Consigliere Municipale






RRoma — è nome di grandezza eterna, è monumento di vetuste glorie, è la città, il mondo, il compendio del mondo. Roma! ha un suono che sveglia nell’anima il fremito delle battaglie, e la calma di una pace serena, gl’inni del trionfo, e la gaja canzone dell’allegro popolano e t’insegna che questa è una terra calpestata dagli eroi, che un dì tenner l’impero di tutte le genti. — E bene a ragione un illustre uomo di lettere e togato disse: Roma è tale un portento, tale una forza che a modo dei portenti e delle grandi forze della natura giace nel mistero. E Dante ebbe ad esclamare: Certo sono di ferma opinione che le pietre che nelle mura sua stanno sieno degne di reverenzia, e il suolo dov’ella siede sia degno oltre quello che per gli uomini è predicato e provato.

Roma starà — e da essa partir debbe la luce divina della vera civiltà del vero progresso. — Ed è perciò che gli uomini i quali alla vita pubblica si espongono, e i supremi uffizi in Roma capitale dell’Italia sostengono, sono destinati più che altri a subire giudizio solenne delle di loro opre dinanzi alla Nazione.

Scriver quindi dei cittadini, che dopo il glorioso avvenimento del 20 settembre 1870 siederono in Campidoglio, non solo è a stimarsi laudabile cosa ma sì anco necessaria ed illustre opera, perciocchè siano di tal modo come in splendida galleria ischierati i nomi di coloro, che dai propri concittadini per la trattazione della cosa pubblica furono fatti assidere al seggio antico dei padri della patria.

Nè certo alcuno di quegli uomini, vuoi per modestia del proprio sentire, vuoi per altra qual si sia ragione, debbe aver caro a questa menzione sottrarsi, perocchè basta la luce di Roma, basta lo aver sieduto Consigliere nell’aula del Campidoglio, ove par di udire ancora la voce de’padri antichi, per meritare ama nota di storia, un biografico cenno.

E dopo ciò in queste brevi pagine imprendiamo a discorrere la vita di Pietro Venturi.

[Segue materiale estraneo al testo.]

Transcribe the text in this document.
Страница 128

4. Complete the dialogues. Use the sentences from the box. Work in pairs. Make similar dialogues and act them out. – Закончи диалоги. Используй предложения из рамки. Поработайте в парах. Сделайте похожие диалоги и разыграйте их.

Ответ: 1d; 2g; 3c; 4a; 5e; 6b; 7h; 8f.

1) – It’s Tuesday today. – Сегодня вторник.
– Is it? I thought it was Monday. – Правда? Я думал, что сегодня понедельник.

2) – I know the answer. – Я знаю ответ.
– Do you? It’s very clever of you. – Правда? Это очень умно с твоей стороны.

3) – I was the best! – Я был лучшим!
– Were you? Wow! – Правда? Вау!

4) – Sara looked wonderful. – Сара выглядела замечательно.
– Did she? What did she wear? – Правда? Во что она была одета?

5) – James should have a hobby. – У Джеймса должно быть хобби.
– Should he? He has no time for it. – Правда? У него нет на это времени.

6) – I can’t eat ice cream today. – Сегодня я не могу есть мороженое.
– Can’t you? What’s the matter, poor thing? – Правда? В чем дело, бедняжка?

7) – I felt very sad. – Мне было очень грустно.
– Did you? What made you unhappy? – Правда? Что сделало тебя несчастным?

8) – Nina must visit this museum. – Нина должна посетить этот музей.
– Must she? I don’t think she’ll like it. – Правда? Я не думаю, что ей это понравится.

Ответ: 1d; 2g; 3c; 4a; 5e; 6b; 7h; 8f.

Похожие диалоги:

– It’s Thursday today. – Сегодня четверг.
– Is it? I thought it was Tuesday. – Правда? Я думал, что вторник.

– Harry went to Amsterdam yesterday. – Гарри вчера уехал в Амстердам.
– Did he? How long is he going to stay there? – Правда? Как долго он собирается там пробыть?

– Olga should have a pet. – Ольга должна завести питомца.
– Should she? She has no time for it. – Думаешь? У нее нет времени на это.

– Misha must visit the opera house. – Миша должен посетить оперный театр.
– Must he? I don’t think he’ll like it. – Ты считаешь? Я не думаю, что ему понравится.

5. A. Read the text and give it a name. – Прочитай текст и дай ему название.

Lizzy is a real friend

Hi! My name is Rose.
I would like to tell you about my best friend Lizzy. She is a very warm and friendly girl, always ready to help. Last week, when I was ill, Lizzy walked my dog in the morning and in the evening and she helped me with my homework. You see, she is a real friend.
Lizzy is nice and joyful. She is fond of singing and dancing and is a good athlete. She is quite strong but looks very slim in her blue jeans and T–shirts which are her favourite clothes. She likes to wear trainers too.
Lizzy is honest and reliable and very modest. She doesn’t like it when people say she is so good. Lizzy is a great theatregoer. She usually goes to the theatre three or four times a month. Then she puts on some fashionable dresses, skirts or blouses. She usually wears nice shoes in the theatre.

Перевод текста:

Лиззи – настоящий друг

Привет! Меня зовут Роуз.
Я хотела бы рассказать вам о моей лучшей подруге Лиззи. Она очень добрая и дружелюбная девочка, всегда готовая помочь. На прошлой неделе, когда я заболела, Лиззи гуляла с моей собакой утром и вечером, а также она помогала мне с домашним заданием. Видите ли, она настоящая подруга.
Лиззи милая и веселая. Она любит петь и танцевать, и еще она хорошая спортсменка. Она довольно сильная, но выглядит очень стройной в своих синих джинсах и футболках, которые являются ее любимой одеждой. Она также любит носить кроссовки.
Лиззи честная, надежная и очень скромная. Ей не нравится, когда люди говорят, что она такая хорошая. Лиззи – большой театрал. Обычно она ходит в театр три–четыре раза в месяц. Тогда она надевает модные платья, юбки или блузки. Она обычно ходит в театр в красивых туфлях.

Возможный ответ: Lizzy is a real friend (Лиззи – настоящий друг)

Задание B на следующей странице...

[p. 264 modifica]Nasceva egli in Campagnano, provincia romana, nel settembre dell’anno 1824. Suo padre Francesco, ricco proprietario, fu onestissimo uomo ed ebbe grandemente a cuore la educazione del proprio figliuolo, di guisa che insin dall’infanzia lo fece crescere nell’amore degli studi, ponendolo sotto la cura di un precettore di famiglia. — Fu di poi mandato al Collegio di Segni ed appresso in quello di Ronciglione, ove die’ compimento al corso di filosofia. — Dieciottenne appena entrò nella Università Romana, e alle scienze legali dedicatosi in quelle laureavasi correndo il giorno 23 agosto 1847. — E qui cade in acconcio riferire come in quel tempo raggiasse bellissimo il sole italiano sul fronte del Papa Pio IX, chè era creduto il Messia d’Italia, epperò ovunque egli si presentasse era riguardato come l’apparizione di un angiolo, ed era salutato come il promesso redentore delle italiche genti. Oh mutabilità della mente umana! oh mistero dell’umano cuore! ed è quel Papa stesso che oggi rinnega i santi principii, che furono da lui un giorno proclamati a pro della patria! — Ma tornando a dire di ciò che si riferisce al Venturi notiamo come nel momento, in che egli vedeva coronato il frutto de’ suoi studi facesse ingresso il Papa nella Sala Universitaria e da lui quindi s’avesse l’onore della laurea ad praemium .— E questa laurea s’ebbe pure in quella circostanza medesima quell’Armellini; che poscia fu triumviro nella Romana Repubblica.

Pietro Venturi nelle agiatezze di una bella fortuna non essendogli d’uopo per vivere di esercitare l’avvocatura, diedesi a trattare gli affari della famiglia curando sempre meglio la prosperità del patrimonio. — E di fatti venutogli a mancare il padre abilissimamente egli condusse l’amministrazione de’ propri beni.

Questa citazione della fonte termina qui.